J’ai mis quelque temps à revisiter le film par moi-même, au calme, sans la pression de devoir performer socialement pour me conformer à l’opinion générale, et en laissant ma jalousie de côté, et depuis, j’ai dû le revoir une dizaine de fois. Comme pour Ginger Snaps (dont je parle tout le temps et que j’aborderai sans doute dans cette même rubrique un de ces quatre), Jennifer’s Body pousse le féminin monstrueux à l’extrême. Il prend tout ce concept terrifiant qu’est la femme consciente de son pouvoir pour l’élever au rang quasi-mythologique. Toute cette rage qu’on garde ancrée dans nos tripes, toutes ces choses qu’on fait parce que c’est ce qu’on attend de nous, tous ces stratagèmes à travers lesquels on se sent forcées d’exister se retournent enfin contre les oppresseurs. 

Le monstre que devient Jennifer Check nait d’une agression violente perpétrée par les membres d’un groupe de rock  qui décident de la sacrifier pour compléter le rituel qui leur permettra de devenir riches et célèbres. Seul souci : c’est une vierge, qu’il faut sacrifier, et Jennifer n’est même pas une « backdoor virgin » comme elle le rappelle à sa meilleure amie Needy. Laissée pour morte, elle réapparaît légèrement changée, et soudain très, très affamée. Elle refuse catégoriquement d’être traitée comme une victime et déchaîne sa rage non pas sur ceux qui sont responsables de sa transformation mais sur sa meilleure amie, et les pauvres mecs qui rêvent de poser leurs pattes sur le corps parfait de Jennifer.

Ce n’est pas exactement un film de vengeance, c’est un film de transformation, de destruction, qui montre comme un évènement traumatisant peut radicalement changer la façon qu’on a de voir le monde et de se comporter face à ses congénères. Récemment, Megan Fox s’est exprimée sur l’affaire #MeToo en disant qu’elle a fermé sa gueule à l’époque où tous les témoignages ont commencé à faire surface parce qu’elle pensait que peu de monde serait capable d’avoir de l’empathie pour elle. Elle avait déjà tenté, il y a des années, de dénoncer le comportement de Michael Bay sur les tournages auxquels elle a participé, et tout s’était retourné contre elle. 
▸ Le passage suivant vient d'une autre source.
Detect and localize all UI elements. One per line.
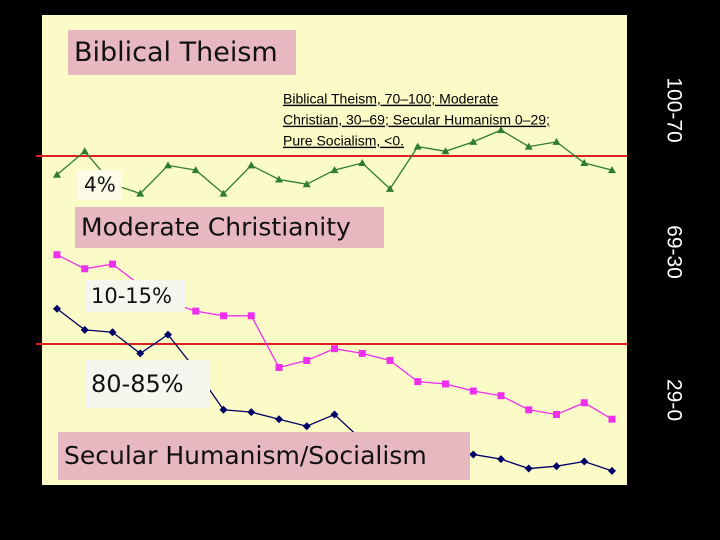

Megan Fox est trop belle, trop parfaite, trop à l’image d’Hollywood et trop peu reconnue pour ses talents d’actrice (Jennifer’s Body est une énorme exception sur son C.V.), et elle était persuadée que personne ne pleurerait pour elle. Si Jennifer’s Body sortait aujourd’hui, on le verrait complètement différemment, et il serait sûrement beaucoup plus encensé et associé à cette lutte qui domine l’industrie depuis quelques mois. 

Bref, à la base j’avais pas prévu de digresser à ce point, je voulais juste exprimer mon amour pour ce film, pour Jennifer, pour Megan Fox, pour la réal de Karyn Kusama et pour les dialogues complètement perchés de Diablo Cody qui donnent un charme tellement unique à l’oeuvre complète. C’est dans la lignée de Jawbreaker ou des premier films de Gregg Araki, avec un peu de Clueless et de Mean Girls – sans oublier l’inévitable scène de marche au ralenti dans les couloirs du lycée dont tout film centré sur un personnage féminin monstrueux a besoin, à mon sens (cf. Ginger Snaps, ou même The Craft). 

Je choisis consciemment de ne pas aborder la relation entre Needy et Jennifer parce que ça mériterait un article entier et que je ne m’en sens pas à la hauteur. Le fait que Jennifer dévore des hommes mais séduise Needy, qui semble ne pas vouloir admettre que c’est pour Jennifer que son coeur bat vraiment et pas pour son mec qui sent la bouffe thaï, mériterait d’être analysé plus en profondeur. Mais là aussi, c’est un aspect du film qui a été complètement oblitéré par le discours de l’époque qui était simplement de l’ordre de « AGHAGAGHAH MEGAN FOX ET AMANDA SEYFRIED SE ROULENT UNE GROSSE PELLE ET SE TOUCHENT LES NICHONS » – mais bon, c’était 2009, on était jeunes et cons. 

Jennifer Check est odieuse, méchante, monstrueuse, manipulatrice, dangereuse, affamée, mais elle n’est que le produit de tout ce qu’on a pu projeter sur elle avant même qu’elle ait eu le temps d’affirmer sa personnalité et de l’attaque qu’elle a subi dans les bois. Et puis, comme elle le dit si bien quand Needy lui reproche de tuer des gens : « No, I’m killing boys ». Et c’est pas pareil. 

Sur ce, si quelqu’un peut me mettre cette image sur une quinzaine de cierges, merci de me contacter ASAP. 

Je te raconte ma vie

Et si, finalement…

Et si finalement, j’avais encore besoin d’un espace comme celui-ci, aussi désuet soit-il ?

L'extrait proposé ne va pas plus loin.